MANILA, Philippines — The Department of Budget and Management (DBM) said there is a need to raise the 15 percent limit on advance payments for the procurement of COVID-19 vaccines.
In a statement, Budget Secretary Wendel Avisado said easing the limitation would ensure the timely and efficient implementation of the government’s COVID-19 vaccination program.
Avisado said the authority, which allows the advance payment of up to 15 percent, is provided under DBM Memorandum Order 172. This ceiling is applicable in exceptional cases, such as the procurement of goods during a state of calamity.
However, the government is experiencing difficulties in negotiating with various pharmaceutical firms due to the limitations.
“What pharmaceutical industries want is for you to pay in advance before delivery. In other words, rich countries will really beat us,” he said.
Avisado also called for patience from the public as the government cannot divulge specific details on its negotiations with vaccine makers, such as prices and the modes of delivery, due to confidentiality agreements.
He assured the public that all transactions made by the government remain “legitimate and honest.”
The budget chief said the government is also committed to ensure the safe and timely procurement, transportation and administration of COVID-19 vaccines.
Avisado said the budget for the vaccines has been allocated and is now ready for release.
“The government has set aside P82.5 billion. Do not worry. Local government units are cooperating with us and they are also ready to buy as much as they can. We appreciate that very much,” Avisado said.
Meanwhile, DBM Assistant Secretary Rolando Toledo said in a text message that the agency is committed to expedite the release of funds to spur faster government spending, and to ensure that COVID-19 response and recovery programs remain unhampered.
This year, the DBM expects government spending to increase to P4.662 trillion, which is equivalent to 23.3 percent of gross domestic product.
Toledo said this growth would be driven by the combined impact of the timely passage of the 2021 General Appropriations Act (GAA) and the extension of the 2020 budget as well as the Bayanihan to Recover as One Act.
In the first month of the year, the DBM already released allotments amounting to P2.63 trillion, equivalent to 58.3 percent of the P4.506 trillion national budget for fiscal year 2021. This was 6.4 percent faster than the 51.9 percent allotment release rate recorded in the same month last year.

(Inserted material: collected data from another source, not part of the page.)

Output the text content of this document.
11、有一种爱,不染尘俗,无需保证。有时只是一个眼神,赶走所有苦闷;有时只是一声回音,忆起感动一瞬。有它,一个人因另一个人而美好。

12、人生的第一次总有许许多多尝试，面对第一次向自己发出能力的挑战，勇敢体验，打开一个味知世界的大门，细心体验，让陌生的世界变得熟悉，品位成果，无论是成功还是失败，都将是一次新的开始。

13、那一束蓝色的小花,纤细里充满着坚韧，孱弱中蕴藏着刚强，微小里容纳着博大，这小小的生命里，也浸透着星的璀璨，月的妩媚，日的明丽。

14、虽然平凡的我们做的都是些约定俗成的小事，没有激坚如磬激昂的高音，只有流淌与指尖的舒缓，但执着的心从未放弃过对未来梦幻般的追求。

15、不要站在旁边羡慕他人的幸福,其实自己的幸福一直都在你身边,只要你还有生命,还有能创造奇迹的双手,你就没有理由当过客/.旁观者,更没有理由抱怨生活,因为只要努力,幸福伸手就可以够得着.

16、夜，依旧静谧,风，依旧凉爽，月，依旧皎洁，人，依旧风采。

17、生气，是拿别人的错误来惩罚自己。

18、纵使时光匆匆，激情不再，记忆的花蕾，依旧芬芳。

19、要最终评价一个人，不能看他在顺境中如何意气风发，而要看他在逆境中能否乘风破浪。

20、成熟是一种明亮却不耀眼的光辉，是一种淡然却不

“With higher percentage of the budget already comprehensively released, the departments can already implement most of their projects for the benefit of our people and the economy,” Toledo said.
Data from the DBM also showed that the government has so far released P59.49 billion in additional funds under the Bayanihan 2 law. To date, almost all the allocated funds under the stimulus package have already been released to implementing agencies.
Michael Ricafort, chief economist at Rizal Commercial Banking Corp. (RCBC), said the faster release of allotments in January could signal faster implementation of projects this year.
He said this could help further stimulate business activities and create more jobs for Filipinos, helping the country recover from the impact of the COVID-19 crisis.
Nicholas Mapa, senior economist at ING Bank, also said the speedy disbursement of funds would “ensure that the modest fiscal response would be maximized.”
Mapa, however, urged the DBM to release remaining funds carried over from the 2020 budget at the soonest, and frontload some of its spending to maximize the budget amid the economic downturn faced by the country due to COVID-19.